Alors que le nouveau variant Omicron se propage progressivement dans plusieurs pays, l'Organisation mondiale de la Santé (OMS) s'inquiète d'un "risque très élevé". Si les connaissances scientifiques concernant la dangerosité d'Omicron sont pour le moment incomplètes, le porte-parole du gouvernement Gabriel Attal l'assure : "Il n'est pas prévu de fermer les frontières". L'exécutif mise avant tout sur la suspension des vols en provenance de l'Afrique australe pour protéger les Français. "On a pris cette mesure, de précaution, de suspendre l'intégralité des vols où ce variant circule, certains pays n'ont pas pris cette décision", a-t-il lancé mardi au micro de Sonia Mabrouk dans Europe Matin.

Un variant qui inquiète

De nombreuses inconnues subsistent sur ce variant. Pour le moment, seul sept pays sont concernés par la fermeture des frontières de la France : l'Afrique du Sud, le Lesotho, le Botswana, le Zimbabwe, le Mozambique, la Namibie, l'Eswatini. Mais l'exécutif pourrait bien envisager de prendre de nouvelles mesures pour stopper la propagation d'Omicron. "Il peut y avoir des mesures pour renforcer les tests aux frontières", a précisé Gabriel Attal sur Europe 1.

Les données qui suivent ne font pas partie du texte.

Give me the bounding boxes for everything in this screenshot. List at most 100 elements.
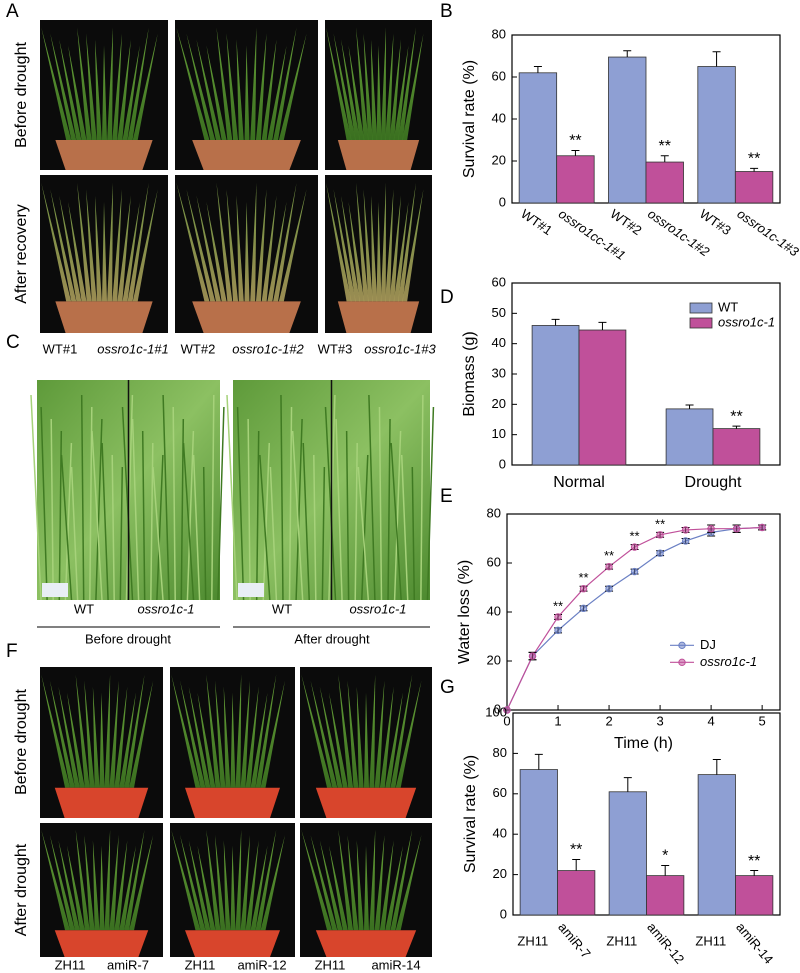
leaf [119, 845, 136, 931]
pot [54, 930, 149, 957]
y-axis-label: Biomass (g) [461, 331, 478, 416]
leaf-stroke [141, 430, 146, 601]
pot [337, 301, 420, 333]
pot [54, 787, 149, 818]
bar [735, 875, 774, 916]
leaf [385, 189, 394, 302]
leaf [226, 189, 239, 302]
marker [656, 531, 664, 539]
tag [238, 583, 264, 597]
leaf [347, 835, 359, 931]
error-bar [551, 318, 560, 326]
marker [554, 613, 562, 621]
column-label: ossro1c-1 [349, 601, 406, 616]
leaf [86, 33, 97, 140]
column-label: WT#2 [181, 341, 216, 356]
leaf [364, 845, 369, 931]
leaf [402, 189, 424, 302]
leaf [356, 182, 369, 302]
leaf-stroke [152, 466, 164, 601]
leaf [226, 33, 239, 140]
leaf [180, 835, 206, 931]
x-tick-label: amiR-14 [733, 919, 776, 966]
leaf [186, 33, 216, 140]
error-bar [660, 155, 669, 163]
pot [55, 301, 153, 333]
leaf-stroke [50, 418, 54, 601]
leaf [215, 835, 226, 931]
significance: ** [655, 516, 665, 531]
leaf [41, 829, 71, 931]
leaf [206, 674, 221, 788]
leaf-stroke [378, 406, 383, 601]
leaf-stroke [95, 418, 103, 601]
leaf [112, 189, 122, 302]
significance: ** [578, 570, 588, 585]
leaf-stroke [58, 430, 63, 601]
leaf [333, 33, 356, 140]
leaf [245, 686, 259, 788]
leaf-stroke [89, 406, 93, 601]
column-label: amiR-12 [237, 957, 286, 972]
leaf [59, 195, 82, 302]
significance: ** [748, 853, 760, 870]
leaf-stroke [255, 430, 260, 601]
leaf-stroke [302, 442, 310, 601]
leaf [104, 674, 111, 788]
leaf [127, 27, 149, 140]
leaf [236, 195, 244, 302]
leaf [376, 45, 382, 140]
leaf-stroke [162, 394, 170, 601]
leaf-stroke [291, 430, 304, 601]
leaf [260, 680, 285, 788]
leaf [250, 692, 268, 788]
leaf [230, 692, 236, 788]
leaf [186, 189, 216, 302]
x-tick-label: Drought [685, 474, 742, 491]
leaf [261, 195, 277, 302]
marker [579, 604, 588, 613]
leaf-stroke [390, 442, 402, 601]
pot [55, 140, 153, 170]
leaf-stroke [393, 430, 402, 601]
x-tick-label: WT#3 [697, 206, 734, 238]
leaf-stroke [101, 442, 109, 601]
leaf [58, 840, 80, 931]
leaf [244, 45, 250, 140]
legend-swatch [689, 302, 713, 314]
x-tick-label: 0 [503, 713, 510, 728]
line [506, 526, 763, 711]
leaf [397, 27, 416, 140]
panel-label: C [6, 332, 20, 353]
pot [185, 787, 280, 818]
group-label: Before drought [85, 631, 171, 646]
leaf [216, 182, 233, 302]
y-tick-label: 20 [492, 152, 506, 167]
y-tick-label: 40 [492, 335, 506, 350]
leaf-stroke [236, 406, 245, 601]
y-tick-label: 60 [493, 785, 507, 800]
leaf [379, 686, 394, 788]
leaf [301, 829, 333, 931]
panel-label: B [440, 1, 453, 22]
leaf [223, 686, 231, 788]
significance: ** [569, 133, 581, 150]
leaf [68, 201, 87, 302]
leaf [363, 33, 373, 140]
y-tick-label: 60 [487, 554, 501, 569]
column-label: ZH11 [315, 957, 346, 972]
marker [554, 626, 562, 635]
leaf [385, 692, 403, 788]
leaf [333, 189, 356, 302]
error-bar [712, 51, 721, 67]
leaf [171, 829, 201, 931]
leaf [49, 835, 75, 931]
row-label: Before drought [13, 42, 30, 148]
line [506, 526, 763, 711]
leaf [122, 201, 140, 302]
column-label: ossro1c-1#1 [97, 341, 169, 356]
leaf-stroke [192, 454, 201, 601]
leaf-stroke [121, 406, 134, 601]
leaf-stroke [345, 430, 350, 601]
leaf [58, 686, 80, 788]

Une situation inévitable. Quelques jours après avoir pris connaissance d'un nouveau variant du Covid-19, la France a détecté son premier cas positif au variant Omicron sur son sol mardi. Il s'agit d'un homme de 53 ans résidant à La Réunion, ayant séjourné au Mozambique du 14 au 19 novembre. Dans Europe Matin, le porte-parole du gouvernement rapporte que six personnes de son entourage sont des cas contacts à risque. Des personnes qui sont placées "à l'isolement et qui vont être testées régulièrement".

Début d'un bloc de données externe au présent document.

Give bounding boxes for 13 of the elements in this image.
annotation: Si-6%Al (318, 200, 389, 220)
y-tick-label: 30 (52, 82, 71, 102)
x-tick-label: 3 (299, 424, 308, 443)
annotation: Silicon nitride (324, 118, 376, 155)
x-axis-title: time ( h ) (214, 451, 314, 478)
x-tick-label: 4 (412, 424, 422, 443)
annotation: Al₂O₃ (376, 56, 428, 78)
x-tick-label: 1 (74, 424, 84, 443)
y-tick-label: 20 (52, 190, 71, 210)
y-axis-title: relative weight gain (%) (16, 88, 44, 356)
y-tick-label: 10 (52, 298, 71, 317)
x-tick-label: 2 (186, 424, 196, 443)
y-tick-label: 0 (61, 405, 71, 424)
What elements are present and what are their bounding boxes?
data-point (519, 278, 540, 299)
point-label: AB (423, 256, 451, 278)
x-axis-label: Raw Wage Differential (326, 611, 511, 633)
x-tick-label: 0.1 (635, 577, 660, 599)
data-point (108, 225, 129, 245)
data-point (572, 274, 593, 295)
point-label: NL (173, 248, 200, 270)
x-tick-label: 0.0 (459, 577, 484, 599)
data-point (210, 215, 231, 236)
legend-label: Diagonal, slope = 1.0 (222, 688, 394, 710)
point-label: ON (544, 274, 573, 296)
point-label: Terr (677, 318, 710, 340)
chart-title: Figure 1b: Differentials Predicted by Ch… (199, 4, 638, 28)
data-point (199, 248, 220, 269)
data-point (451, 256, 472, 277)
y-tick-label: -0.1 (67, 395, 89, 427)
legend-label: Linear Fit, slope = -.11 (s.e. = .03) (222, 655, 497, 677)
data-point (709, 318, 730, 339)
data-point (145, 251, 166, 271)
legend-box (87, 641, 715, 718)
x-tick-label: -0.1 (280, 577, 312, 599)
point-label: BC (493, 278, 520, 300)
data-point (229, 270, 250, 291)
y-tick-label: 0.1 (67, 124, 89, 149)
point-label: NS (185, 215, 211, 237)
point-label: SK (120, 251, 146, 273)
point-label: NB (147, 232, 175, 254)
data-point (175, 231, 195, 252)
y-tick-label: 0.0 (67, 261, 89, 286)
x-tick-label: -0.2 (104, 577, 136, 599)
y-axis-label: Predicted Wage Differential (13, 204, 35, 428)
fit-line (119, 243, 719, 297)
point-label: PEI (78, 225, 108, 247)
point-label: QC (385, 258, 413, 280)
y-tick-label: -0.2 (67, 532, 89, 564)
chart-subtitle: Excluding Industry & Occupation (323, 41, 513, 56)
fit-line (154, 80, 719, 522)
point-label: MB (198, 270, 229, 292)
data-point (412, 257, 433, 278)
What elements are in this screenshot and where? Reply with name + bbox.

"Quand ce variant a été identifié, on a pris des décisions immédiates : la suspension des vols en provenance de l'Afrique australe et évidemment, la recherche de tous les passagers qui s'étaient rendus dans les 15 jours précédents dans ces pays", a avancé Gabriel Attal. Si la souche du variant Omicron est dite plus contagieuse que celle du variant Delta et potentiellement résistante au vaccin anti-Covid, "rien n'indique à ce stade que le vaccin n'est pas efficace ou que ce variant serait plus dangereux avec des formes plus graves", a-t-il poursuivi. 

Développer le séquençage

Pour lutter contre les variants du Covid-19, la France mise aussi sur le séquençage, seule technique permettant d'identifier la nature d'un virus. "On est dans les premiers pays européens en termes de séquençage... L'an dernier, sur l'année 2020, on a fait 2.000 séquençages, sur l'année 2021, on est déjà à 242.000", a-t-il argumenté. "On a des capacités de séquençage importantes qui vont nous permettre de réagir et de garantir l'isolement des personnes concernées et de leurs contacts. On continuera à prendre des mesures de protection", a-t-il conclu.